И все. Я встретил ее у двери. Никогда прежде я не касался ее, если не считать краткого мгновения, когда ее пальцы тронули мою руку; и все же совершенно уверенно, не представляя себе, что можно поступить иначе, обнял ее и поцеловал. В целом эта история довольно жуткая, и все же мне думается, что такие моменты искупают весь ее ужас.
Потом взял ее за руку и повел в гостиную. Комната колыхалась, словно подводное царство — потому что здесь была Глория. Воздух пах по-иному. Мы сидели рядом, сплетя руки, и разговаривали без слов, взглядами. Я снова поцеловал ее. Я вообще ни о чем ее не спросил.
У нее была самая гладкая в мире кожа. Нежнее птичьего голоса. Как полированный алюминий, только теплая и упругая. Словно глоток ликера между языком и небом.
Мы ставили пластинки — Джанго Райнхарда,[1] «Новых друзей ритма» и «Пассакалью и фугу» Баха. Я показал ей иллюстрации Смита к «Фантазиусу Мальяру»[2] и альбом фотографий Эда Уэстона.[3] В этот раз я видел и слышал в них то, чего никогда не замечал раньше, хотя все эти вещи знал и любил.

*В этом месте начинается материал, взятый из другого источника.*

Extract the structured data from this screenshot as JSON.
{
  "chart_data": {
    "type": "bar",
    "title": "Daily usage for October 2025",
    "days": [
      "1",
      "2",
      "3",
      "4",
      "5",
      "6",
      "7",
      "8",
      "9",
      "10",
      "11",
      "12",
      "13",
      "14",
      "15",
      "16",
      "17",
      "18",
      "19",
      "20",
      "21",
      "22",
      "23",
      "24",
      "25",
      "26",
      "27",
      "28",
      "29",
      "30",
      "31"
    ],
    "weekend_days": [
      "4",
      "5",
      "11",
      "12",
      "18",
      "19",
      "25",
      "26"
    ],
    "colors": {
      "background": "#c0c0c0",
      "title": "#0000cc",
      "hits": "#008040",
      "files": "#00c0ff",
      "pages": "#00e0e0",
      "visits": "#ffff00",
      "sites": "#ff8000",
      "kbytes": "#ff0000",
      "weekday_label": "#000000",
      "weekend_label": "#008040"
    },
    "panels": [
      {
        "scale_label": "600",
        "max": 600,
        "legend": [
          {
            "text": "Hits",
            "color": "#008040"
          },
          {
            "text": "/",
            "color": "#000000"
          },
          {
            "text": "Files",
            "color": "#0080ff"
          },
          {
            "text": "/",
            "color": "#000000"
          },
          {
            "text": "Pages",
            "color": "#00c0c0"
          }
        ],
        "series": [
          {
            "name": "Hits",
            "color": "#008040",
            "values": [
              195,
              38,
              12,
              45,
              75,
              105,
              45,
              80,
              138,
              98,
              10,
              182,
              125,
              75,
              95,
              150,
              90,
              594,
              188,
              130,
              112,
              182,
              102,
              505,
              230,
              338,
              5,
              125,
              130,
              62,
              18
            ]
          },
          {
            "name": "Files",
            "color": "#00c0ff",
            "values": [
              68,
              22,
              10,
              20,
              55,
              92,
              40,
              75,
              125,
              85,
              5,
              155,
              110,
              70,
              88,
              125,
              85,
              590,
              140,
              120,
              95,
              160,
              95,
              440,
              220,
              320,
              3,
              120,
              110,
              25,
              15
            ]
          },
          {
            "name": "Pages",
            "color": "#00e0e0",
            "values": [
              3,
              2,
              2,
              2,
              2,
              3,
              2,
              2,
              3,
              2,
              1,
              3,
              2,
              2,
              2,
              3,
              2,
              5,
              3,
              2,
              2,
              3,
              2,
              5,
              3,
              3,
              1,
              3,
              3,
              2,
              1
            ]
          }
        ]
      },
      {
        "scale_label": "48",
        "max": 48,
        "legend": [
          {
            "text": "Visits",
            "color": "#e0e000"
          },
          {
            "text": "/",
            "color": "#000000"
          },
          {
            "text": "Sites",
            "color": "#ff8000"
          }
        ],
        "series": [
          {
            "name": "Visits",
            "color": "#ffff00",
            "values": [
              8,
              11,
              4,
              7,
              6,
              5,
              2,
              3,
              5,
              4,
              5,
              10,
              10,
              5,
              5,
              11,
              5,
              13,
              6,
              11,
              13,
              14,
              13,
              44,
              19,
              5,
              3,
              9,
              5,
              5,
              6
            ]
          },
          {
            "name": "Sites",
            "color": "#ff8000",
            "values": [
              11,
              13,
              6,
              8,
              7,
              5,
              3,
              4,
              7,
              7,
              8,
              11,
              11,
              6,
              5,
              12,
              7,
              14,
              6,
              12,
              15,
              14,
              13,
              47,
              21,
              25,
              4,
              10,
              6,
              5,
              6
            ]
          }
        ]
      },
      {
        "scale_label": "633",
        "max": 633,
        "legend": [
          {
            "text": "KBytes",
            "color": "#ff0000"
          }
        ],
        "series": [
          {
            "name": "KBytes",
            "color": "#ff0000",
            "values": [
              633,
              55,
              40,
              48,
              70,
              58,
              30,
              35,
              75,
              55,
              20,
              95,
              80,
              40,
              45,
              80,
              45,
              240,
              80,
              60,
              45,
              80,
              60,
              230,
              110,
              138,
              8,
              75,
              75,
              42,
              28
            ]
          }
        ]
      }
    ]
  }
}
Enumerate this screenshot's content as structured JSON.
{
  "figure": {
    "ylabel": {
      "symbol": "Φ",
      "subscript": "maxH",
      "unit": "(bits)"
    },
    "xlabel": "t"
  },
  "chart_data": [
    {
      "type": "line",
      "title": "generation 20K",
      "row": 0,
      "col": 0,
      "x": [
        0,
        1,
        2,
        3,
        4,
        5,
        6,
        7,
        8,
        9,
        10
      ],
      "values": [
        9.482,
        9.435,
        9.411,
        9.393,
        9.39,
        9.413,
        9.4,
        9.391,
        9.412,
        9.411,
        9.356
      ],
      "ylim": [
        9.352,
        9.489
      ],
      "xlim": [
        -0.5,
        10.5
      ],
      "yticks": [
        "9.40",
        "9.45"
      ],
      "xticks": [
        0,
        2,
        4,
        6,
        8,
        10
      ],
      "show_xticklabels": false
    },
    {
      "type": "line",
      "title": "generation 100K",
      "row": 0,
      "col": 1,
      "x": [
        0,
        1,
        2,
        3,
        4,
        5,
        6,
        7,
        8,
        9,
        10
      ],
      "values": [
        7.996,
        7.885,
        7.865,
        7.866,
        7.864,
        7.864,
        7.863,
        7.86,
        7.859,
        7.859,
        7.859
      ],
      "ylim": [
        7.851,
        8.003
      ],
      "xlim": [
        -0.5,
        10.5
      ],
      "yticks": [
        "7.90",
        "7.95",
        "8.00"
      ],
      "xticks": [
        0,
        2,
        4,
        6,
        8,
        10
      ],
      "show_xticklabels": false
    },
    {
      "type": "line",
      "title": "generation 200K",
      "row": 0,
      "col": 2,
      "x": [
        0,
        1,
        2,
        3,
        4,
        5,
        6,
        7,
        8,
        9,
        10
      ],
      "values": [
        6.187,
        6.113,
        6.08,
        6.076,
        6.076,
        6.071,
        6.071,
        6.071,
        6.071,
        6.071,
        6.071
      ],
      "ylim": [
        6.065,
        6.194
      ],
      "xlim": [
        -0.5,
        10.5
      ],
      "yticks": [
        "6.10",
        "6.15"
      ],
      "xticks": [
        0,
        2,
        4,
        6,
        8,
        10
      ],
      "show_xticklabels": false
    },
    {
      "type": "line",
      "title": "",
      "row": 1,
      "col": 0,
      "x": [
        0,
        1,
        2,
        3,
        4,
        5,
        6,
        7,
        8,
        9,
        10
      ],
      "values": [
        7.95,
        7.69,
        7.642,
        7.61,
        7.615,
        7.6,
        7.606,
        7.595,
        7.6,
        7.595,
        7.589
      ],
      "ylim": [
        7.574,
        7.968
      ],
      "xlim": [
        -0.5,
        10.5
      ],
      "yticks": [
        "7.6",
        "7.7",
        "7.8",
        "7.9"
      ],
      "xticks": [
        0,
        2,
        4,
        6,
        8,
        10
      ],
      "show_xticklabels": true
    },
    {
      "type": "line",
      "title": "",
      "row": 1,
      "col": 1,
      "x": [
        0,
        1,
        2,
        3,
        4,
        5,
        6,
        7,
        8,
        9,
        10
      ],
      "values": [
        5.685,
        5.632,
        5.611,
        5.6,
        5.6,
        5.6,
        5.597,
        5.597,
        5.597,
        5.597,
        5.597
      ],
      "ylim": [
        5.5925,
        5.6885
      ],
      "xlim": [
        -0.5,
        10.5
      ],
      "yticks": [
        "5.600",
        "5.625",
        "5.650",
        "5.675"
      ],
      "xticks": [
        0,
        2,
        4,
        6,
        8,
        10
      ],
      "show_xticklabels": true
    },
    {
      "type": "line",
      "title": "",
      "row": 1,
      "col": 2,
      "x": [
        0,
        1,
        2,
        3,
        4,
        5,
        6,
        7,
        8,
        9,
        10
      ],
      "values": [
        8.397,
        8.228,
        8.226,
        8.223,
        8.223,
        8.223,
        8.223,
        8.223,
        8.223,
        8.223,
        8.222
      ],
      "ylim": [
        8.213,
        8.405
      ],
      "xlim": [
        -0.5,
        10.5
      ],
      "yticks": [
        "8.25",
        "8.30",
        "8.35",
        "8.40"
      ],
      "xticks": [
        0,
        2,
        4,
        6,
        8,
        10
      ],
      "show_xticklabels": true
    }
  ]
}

Ничто из этого — ни книга, ни пластинки, ни фотографии — не было ей в новинку. У нее были сложившиеся эстетические пристрастия; она любила то, что и я, но как-то по-особому, хотя я мог разделить с ней эти чувства.
Мы говорили о книгах и городах, идеях и людях. В ней было нечто мистическое — на свой лад.
— Я не считаю чепухой древние поверья начет вызова демонов и материализации душ усопших, — сказала она задумчиво. — Но не думаю, что это можно совершать с помощью ведьмина зелья, пентаграмм, лягушачьей кожи, набитой человеческим волосом, которую сжигают на перекрестках дорог майской ночью, разве что эти ритуалы часть чего-то гораздо большего — чистой психической, реальной силы, которая исходит от самого «колдуна».
— Никогда не задумывался над этим, — ответил я, гладя ее по волосам. Волосы не были у нее тонкими и нежными. Как и все, связанное с ней, они были крепкими, послушными ей и сияющими. — Ты занималась чем-нибудь подобным? Ты похожа на колдунью. Я-то, во всяком случае, околдован.
— Ты не околдован, — ответила она серьезно, — с тобой не было никакой магии. В тебе самом есть магия.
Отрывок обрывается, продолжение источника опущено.